Je commence mon Challenge "Vie de château" par ce qui me semblait au départ le plus difficile, et se révèle au
contraire le plus facile, étant donné la somme de lecture qui m'est impartie pendant les vacances : un film. Je ferai preuve également de logique dans le déroulement de mon challenge, en mettant
d'un côté Versaille et sa cour, de l'autre Elisabeth d'Autriche et sa descendance.
J'ai choisi de vous présenter Saint-Cyr (2000) de Patricia Mazuy parce qu'il apporte un point de vue singulier sur un personnage historique que vous rencontrerez à nouveau durant mon challenge, à savoir Madame de Maintenon.
Nous la retrouvons à un moment très particulier de sa vie, au sommet de sa réussite si j'ose dire. Françoise d'Aubigné, veuve Scarron (Isabelle Huppert) est devenue
l'épouse morganatique de Louis XIV (Jean-Pierre Kalfon). Elle a obtenu du souverain la création de la maison de Saint-Cyr, pour recueillir les jeunes filles nobles et pauvres, dont les pères, les
frères sont morts pour le roi. Elle souhaite que ses jeunes filles reçoivent une bonne éducation, puissent se marier et deviennent la gloire du royaume, bref, échappe à la vie qui a été la
sienne (elle est devenue à seize ans l'épouse du poète infirme Scarron, qui a eu la charité d'épouser une orpheline sans dot). Que de compromission a-t-elle dû faire pour en arriver là ! Sa
première apparition au côté du roi nous renseigne assez là-dessus, sans qu'il est besoin de grande démonstration.
L'arrivée des toutes jeunes filles est une des scènes phares du film. Elle montre assez dans quel état de désolation les guerres perpétuelles du roi ont laissé la France. Chacune, dans son patois (ces jeunes aristocrates ne maîtrisent pas le français) raconte qui la mort de son père, qui la mort de frère, qui la ruine de sa famille. Une amitié se noue pourtant, entre Lucie de Fontenelle (Nina Meurisse) et Anne de Grandcamp (Morgane Moré).
Le temps passe, les jeunes filles s'épanouissent grâce à une éducation relativement moderne (pour l'époque) etle point d'orgue doit en être la représentation d'Esther, pièce écrite tout spécialement par Racine (formidable Jean-François Balmer). La scène de la représentation est une de mes préférées : musique, décor, lumière, interprétation, j'ai vraiment eu l'impression d'être replongée dans un spectacle du grand siècle.

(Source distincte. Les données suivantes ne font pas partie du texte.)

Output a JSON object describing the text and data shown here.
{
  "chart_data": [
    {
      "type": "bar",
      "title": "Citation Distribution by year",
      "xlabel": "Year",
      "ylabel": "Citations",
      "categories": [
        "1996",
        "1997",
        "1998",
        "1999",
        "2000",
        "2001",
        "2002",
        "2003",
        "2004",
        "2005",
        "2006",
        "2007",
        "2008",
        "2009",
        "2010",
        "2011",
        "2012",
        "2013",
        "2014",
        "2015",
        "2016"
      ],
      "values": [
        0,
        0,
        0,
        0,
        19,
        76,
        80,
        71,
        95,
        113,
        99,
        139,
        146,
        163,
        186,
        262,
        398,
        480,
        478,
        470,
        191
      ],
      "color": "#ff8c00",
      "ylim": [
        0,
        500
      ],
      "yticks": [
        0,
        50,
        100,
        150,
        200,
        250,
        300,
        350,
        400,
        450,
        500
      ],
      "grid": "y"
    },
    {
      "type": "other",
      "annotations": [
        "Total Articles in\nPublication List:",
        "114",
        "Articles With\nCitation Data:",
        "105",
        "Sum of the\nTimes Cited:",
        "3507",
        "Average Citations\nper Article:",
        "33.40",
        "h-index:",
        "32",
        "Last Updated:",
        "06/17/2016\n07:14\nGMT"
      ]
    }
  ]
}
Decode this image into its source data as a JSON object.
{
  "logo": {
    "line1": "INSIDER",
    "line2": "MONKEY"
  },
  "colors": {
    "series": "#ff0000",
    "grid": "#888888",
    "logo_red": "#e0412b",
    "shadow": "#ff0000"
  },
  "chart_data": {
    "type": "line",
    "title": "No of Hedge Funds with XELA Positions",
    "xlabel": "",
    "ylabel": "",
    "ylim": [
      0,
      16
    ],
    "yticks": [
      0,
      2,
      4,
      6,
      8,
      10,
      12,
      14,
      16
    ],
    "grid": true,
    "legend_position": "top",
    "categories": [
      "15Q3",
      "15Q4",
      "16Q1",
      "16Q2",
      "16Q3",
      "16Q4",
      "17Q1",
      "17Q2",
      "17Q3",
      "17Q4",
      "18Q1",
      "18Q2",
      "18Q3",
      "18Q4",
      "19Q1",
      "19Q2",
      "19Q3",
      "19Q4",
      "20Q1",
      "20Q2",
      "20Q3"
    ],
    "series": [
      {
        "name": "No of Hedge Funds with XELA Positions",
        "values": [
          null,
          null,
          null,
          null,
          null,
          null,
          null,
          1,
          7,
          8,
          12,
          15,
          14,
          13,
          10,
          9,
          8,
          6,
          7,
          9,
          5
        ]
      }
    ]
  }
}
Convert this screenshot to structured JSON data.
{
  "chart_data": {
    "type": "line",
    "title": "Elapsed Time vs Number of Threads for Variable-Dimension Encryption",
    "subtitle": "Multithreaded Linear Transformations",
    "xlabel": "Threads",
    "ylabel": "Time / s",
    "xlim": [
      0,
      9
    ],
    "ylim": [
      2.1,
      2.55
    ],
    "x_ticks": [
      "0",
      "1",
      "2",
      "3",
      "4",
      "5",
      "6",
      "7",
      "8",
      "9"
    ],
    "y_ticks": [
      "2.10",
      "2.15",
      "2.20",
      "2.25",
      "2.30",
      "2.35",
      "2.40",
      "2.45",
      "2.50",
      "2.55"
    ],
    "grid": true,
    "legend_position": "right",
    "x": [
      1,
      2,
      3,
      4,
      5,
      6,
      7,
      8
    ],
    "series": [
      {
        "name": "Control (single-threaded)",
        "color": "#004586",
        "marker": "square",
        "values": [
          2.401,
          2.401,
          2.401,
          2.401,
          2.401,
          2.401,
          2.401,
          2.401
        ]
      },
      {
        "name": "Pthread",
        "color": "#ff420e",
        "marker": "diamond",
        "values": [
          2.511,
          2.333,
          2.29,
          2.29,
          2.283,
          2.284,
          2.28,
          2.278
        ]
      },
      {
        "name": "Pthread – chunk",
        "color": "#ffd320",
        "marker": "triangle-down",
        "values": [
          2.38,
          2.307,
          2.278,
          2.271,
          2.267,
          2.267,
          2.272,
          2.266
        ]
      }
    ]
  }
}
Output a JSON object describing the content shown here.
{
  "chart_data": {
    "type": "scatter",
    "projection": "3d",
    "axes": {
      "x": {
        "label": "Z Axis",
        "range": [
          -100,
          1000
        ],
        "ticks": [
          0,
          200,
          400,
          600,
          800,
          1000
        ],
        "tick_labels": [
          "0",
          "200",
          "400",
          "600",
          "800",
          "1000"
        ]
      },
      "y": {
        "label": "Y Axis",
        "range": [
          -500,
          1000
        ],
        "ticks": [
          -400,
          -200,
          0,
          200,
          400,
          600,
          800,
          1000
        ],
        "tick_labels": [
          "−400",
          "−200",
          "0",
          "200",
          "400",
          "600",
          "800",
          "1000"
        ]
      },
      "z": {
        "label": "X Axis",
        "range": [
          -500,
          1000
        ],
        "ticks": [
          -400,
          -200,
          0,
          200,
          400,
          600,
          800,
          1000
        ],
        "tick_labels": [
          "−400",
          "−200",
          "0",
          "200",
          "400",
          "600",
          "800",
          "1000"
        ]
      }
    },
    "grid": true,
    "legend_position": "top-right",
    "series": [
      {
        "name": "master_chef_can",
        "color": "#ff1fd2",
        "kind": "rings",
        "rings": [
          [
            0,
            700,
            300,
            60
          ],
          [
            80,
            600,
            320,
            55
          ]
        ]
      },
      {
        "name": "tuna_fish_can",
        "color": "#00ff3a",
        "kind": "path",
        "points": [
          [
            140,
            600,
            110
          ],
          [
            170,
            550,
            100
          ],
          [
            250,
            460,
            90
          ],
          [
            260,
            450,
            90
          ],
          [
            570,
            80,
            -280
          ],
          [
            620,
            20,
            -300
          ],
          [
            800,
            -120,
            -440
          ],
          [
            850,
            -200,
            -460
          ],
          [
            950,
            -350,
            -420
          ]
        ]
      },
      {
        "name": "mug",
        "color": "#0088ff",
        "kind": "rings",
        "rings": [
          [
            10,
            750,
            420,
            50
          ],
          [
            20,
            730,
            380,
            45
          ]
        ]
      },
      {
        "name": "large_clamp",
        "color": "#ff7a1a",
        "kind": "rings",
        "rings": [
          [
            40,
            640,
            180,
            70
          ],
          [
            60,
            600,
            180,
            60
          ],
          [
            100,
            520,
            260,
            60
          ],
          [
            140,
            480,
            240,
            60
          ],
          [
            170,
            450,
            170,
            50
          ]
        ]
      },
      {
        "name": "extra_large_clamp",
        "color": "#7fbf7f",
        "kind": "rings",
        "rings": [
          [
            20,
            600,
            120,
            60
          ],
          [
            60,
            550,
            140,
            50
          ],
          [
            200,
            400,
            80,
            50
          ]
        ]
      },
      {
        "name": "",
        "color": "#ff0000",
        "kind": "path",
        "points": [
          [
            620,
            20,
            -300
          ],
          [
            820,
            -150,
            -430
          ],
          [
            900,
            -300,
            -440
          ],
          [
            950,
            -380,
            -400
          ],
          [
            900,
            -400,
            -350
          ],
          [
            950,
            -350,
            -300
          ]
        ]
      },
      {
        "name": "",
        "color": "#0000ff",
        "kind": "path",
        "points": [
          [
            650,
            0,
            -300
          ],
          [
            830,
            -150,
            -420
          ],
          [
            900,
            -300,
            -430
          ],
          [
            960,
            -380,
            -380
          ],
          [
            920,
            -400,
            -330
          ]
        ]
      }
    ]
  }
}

Point d'orgue, et point de chute : madame de Maintenon mesure son erreur. Ses petites protégées ne sont pas vues comme des jeunes filles d'exception, mais comme un
réservoir de chair fraîche pour une cour en manque de nouveauté. Dès lors, la maison se replie sur elle-même. La part d'ombre ne cesse de croître. Madame de Maintenon impose de nouvelles règles,
bien plus strictes, qui font la part belle à la religion, et si Anne rêve de liberté, Lucie, qui voue une admiration sans borne à madame de Maintenon, sombre et se mortifie chaque jour davantage.
Il faut dire que Saint Cyr a été construit sur des marais, et que la fièvre emporte les jeunes pensionnaires (voir l'évolution de la taille du cimetière, entre le milieu et la fin du film,
révélatrice de l'hécatombe).
Lapalissade : la mort n'est pas perçue de la même manière à cette époque qu'à la nôtre, elle est envisagée comme une délivrance, par rapport à une vie de souffrance et de compromission. Dernière scène phare : la prise d'habit d'une demi-douzaine de jeunes filles, dont certaines ont participé à la création d'Esther. Elles deviendront à leur tour les maîtresses de Saint-Cyr. L'éducation qu'elles ont reçue les rend-elle inaptes à s'adapter à la vie réelle ? Ou bien le peu qu'elles ont vu de la Cour leur a-t-elle fait comprendre qu'elles ne souhaitent pas cette vie-là ? Madame de Maintenon a atteint ses deux buts : gagner son salut et éviter à ses filles la vie qu'elle a dû mener.
Saint-Cyr est le film réussi d'un échec.